What it’s like to live without a sense of smell?
In 4BC Hippocrates, the father of medicine was reputed to have said: ‘The way to health is to have an aromatic bath and scented massage every day’.
But even without such pleasures, most of us enjoy the smell of cut grass, freshly baked bread, and the childhood memories and thoughts of lost loved ones that can be invoked by certain smells.
What happens when the sense of smell has gone? What happens when we can no longer enjoy those simple pleasures in the same way? What’s it like to live without a sense of smell?
Of our five basis senses – sight, hearing, taste, touch and smell – the latter is perhaps the one that we think is least important.
And yet, according to new research by the University of East Anglia (UEA), as many as one in twenty people live without smell and the range of emotional and practical impacts this has disrupts almost every aspect of their lives, from everyday concerns about personal hygiene to a loss of sexual intimacy and the break-down of personal relationships.Depression and anxiety is common.
The loss of smell, either total or partial, is called anosmia and can be congenital or caused by external factors. If the anosmia is congenital, there is no known cure or treatment. However, other types of anosmia may be improved or cured if the underlying condition is treatable.
The researchers hope that their findings will help motivate clinicians to take smell problems more seriously, with better help and support offered to patients.
Many of the participants of the study described a lot of negative and unhelpful interactions with healthcare professionals before coming to the James Paget Smell and Taste clinic. The limited number that did manage to get help and support were very grateful for advice and understanding even if nothing could be done about their condition.
Prof Carl Philpott, from UEA’s Norwich Medical School, said:
Smell disorders affect around five per cent of the population and cause people to lose their sense of smell, or change the way they perceive odours. Some people perceive smells that aren’t there at all.
There are many causes – from infections and injury to neurological diseases such as Alzheimer’s and as a side effect of some medications.
Most patients suffer a loss of flavour perception which can affect appetite and can be made even worse if distortions in their sense of smell also co-exist.
Previous research has shown that people who have lost their sense of smell also report high rates of depression, anxiety, isolation and relationship difficulties.
We wanted to find out more about how a loss of smell affects people.”
The researchers worked with the Smell and Taste Clinic at the James Paget University Hospital, Gorleston-On-Sea. The clinic opened in 2010 and was the UK’s first clinic dedicated to taste and smell.

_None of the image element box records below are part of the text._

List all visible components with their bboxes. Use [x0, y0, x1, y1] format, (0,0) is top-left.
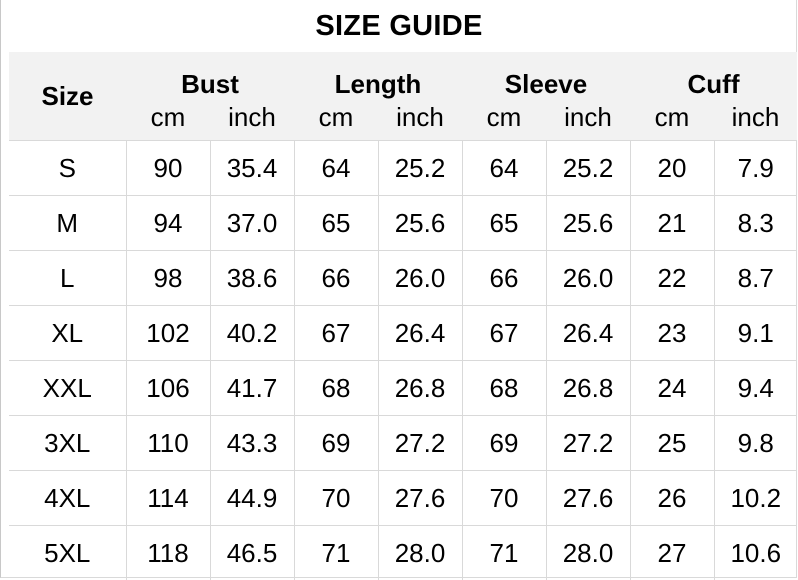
cell-length-cm: 69: [294, 416, 378, 471]
cell-size: M: [9, 196, 126, 251]
cell-length-cm: 64: [294, 141, 378, 196]
bust-header: Bust: [126, 52, 294, 102]
cell-cuff-inch: 10.2: [714, 471, 797, 526]
cell-bust-inch: 41.7: [210, 361, 294, 416]
cell-size: L: [9, 251, 126, 306]
cell-cuff-cm: 21: [630, 196, 714, 251]
cell-sleeve-inch: 28.0: [546, 526, 630, 580]
cell-bust-cm: 106: [126, 361, 210, 416]
size-table: Size Bust Length Sleeve Cuff cm inch cm …: [9, 52, 797, 580]
cell-cuff-inch: 8.7: [714, 251, 797, 306]
cell-size: 4XL: [9, 471, 126, 526]
cell-sleeve-cm: 66: [462, 251, 546, 306]
cell-size: XL: [9, 306, 126, 361]
unit-inch: inch: [210, 102, 294, 141]
cell-bust-inch: 44.9: [210, 471, 294, 526]
cell-bust-inch: 43.3: [210, 416, 294, 471]
cell-bust-inch: 35.4: [210, 141, 294, 196]
cell-sleeve-inch: 26.8: [546, 361, 630, 416]
cell-cuff-inch: 8.3: [714, 196, 797, 251]
unit-cm: cm: [462, 102, 546, 141]
cell-sleeve-inch: 26.4: [546, 306, 630, 361]
cell-length-inch: 26.4: [378, 306, 462, 361]
cell-sleeve-inch: 26.0: [546, 251, 630, 306]
cell-cuff-cm: 23: [630, 306, 714, 361]
cell-length-inch: 27.2: [378, 416, 462, 471]
cell-sleeve-cm: 70: [462, 471, 546, 526]
cell-length-inch: 25.6: [378, 196, 462, 251]
cell-bust-cm: 94: [126, 196, 210, 251]
unit-inch: inch: [378, 102, 462, 141]
cell-sleeve-cm: 68: [462, 361, 546, 416]
cell-sleeve-cm: 69: [462, 416, 546, 471]
cell-length-cm: 71: [294, 526, 378, 580]
length-header: Length: [294, 52, 462, 102]
cell-bust-inch: 46.5: [210, 526, 294, 580]
cell-size: 5XL: [9, 526, 126, 580]
cell-bust-cm: 102: [126, 306, 210, 361]
cell-length-cm: 67: [294, 306, 378, 361]
cell-sleeve-inch: 25.6: [546, 196, 630, 251]
cell-bust-cm: 114: [126, 471, 210, 526]
cell-length-inch: 28.0: [378, 526, 462, 580]
cell-sleeve-inch: 25.2: [546, 141, 630, 196]
cell-bust-cm: 110: [126, 416, 210, 471]
sleeve-header: Sleeve: [462, 52, 630, 102]
cell-length-inch: 26.8: [378, 361, 462, 416]
unit-cm: cm: [630, 102, 714, 141]
cell-sleeve-cm: 71: [462, 526, 546, 580]
unit-inch: inch: [714, 102, 797, 141]
cell-sleeve-inch: 27.6: [546, 471, 630, 526]
cell-sleeve-cm: 67: [462, 306, 546, 361]
unit-cm: cm: [126, 102, 210, 141]
cuff-header: Cuff: [630, 52, 797, 102]
cell-sleeve-inch: 27.2: [546, 416, 630, 471]
cell-length-cm: 65: [294, 196, 378, 251]
cell-sleeve-cm: 64: [462, 141, 546, 196]
cell-bust-inch: 40.2: [210, 306, 294, 361]
cell-bust-cm: 118: [126, 526, 210, 580]
cell-cuff-cm: 27: [630, 526, 714, 580]
cell-cuff-inch: 9.4: [714, 361, 797, 416]
unit-inch: inch: [546, 102, 630, 141]
cell-cuff-inch: 7.9: [714, 141, 797, 196]
cell-length-inch: 26.0: [378, 251, 462, 306]
cell-bust-cm: 98: [126, 251, 210, 306]
cell-cuff-inch: 9.8: [714, 416, 797, 471]
cell-bust-inch: 37.0: [210, 196, 294, 251]
cell-length-inch: 25.2: [378, 141, 462, 196]
cell-cuff-cm: 20: [630, 141, 714, 196]
cell-size: XXL: [9, 361, 126, 416]
cell-cuff-cm: 26: [630, 471, 714, 526]
cell-bust-inch: 38.6: [210, 251, 294, 306]
cell-cuff-inch: 9.1: [714, 306, 797, 361]
cell-bust-cm: 90: [126, 141, 210, 196]
cell-cuff-inch: 10.6: [714, 526, 797, 580]
cell-length-cm: 70: [294, 471, 378, 526]
cell-size: 3XL: [9, 416, 126, 471]
cell-cuff-cm: 22: [630, 251, 714, 306]
cell-cuff-cm: 24: [630, 361, 714, 416]
cell-length-cm: 66: [294, 251, 378, 306]
page-title: SIZE GUIDE: [0, 10, 798, 43]
cell-sleeve-cm: 65: [462, 196, 546, 251]
cell-length-cm: 68: [294, 361, 378, 416]
cell-length-inch: 27.6: [378, 471, 462, 526]
size-header: Size: [9, 52, 126, 141]
cell-size: S: [9, 141, 126, 196]
unit-cm: cm: [294, 102, 378, 141]
cell-cuff-cm: 25: [630, 416, 714, 471]
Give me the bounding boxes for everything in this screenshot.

The study involved 71 participants aged between 31-80 who had written to the clinic about their experiences. It was carried out in collaboration with Fifth Sense, the charity for people affected by smell and taste disorders.
These are some of the problems people faced:
Losing the enjoyment of eating
Many of the participants no longer enjoyed eating. Some had lost their appetites resulting in weight loss, while others were eating more ready meals and fast food that was high in fat salt and sugar and consequently had gained weight.
Many also felt uncomfortable preparing food for others which impacted their social lives.
The loss of happy memories
Many of us link smells to specific occasions such as bonfire night; Christmas smells of turkey cooking, fir trees and brandied Christmas pudding; perfumes that certain loved ones always wore; the smell of the sea from family holidays. All gone.
Participants couldn’t smell themselves and this caused a lot of anxiety and embarrassment for many of the participants. For parents of young children, not being able to smell a dirty nappy and therefore failure to change their babies in a timely manner caused feelings of failure.
Inability to bond
Many parents talk about the unique smell of their newborn. It is something most of us remember fondly for many years. For some, especially mothers, this inability to smell their child caused bonding issues.
Not being able to smell that food has gone off, or the smell of gas or smoke, for example, is a big problem and some of the participants had had serious near misses.
Duncan Boak, Founder and Chair of Fifth Sense, said:
Anosmia can have a huge impact on people’s quality of life in many ways, as this research demonstrates. An important part of Fifth Sense’s work is giving our beneficiaries a voice and the opportunity to change the way society understands smell and taste disorders, whether through volunteering or participating in research studies like this one. The results of this study will be a big help in our ongoing work to improve the lives of those affected by anosmia.”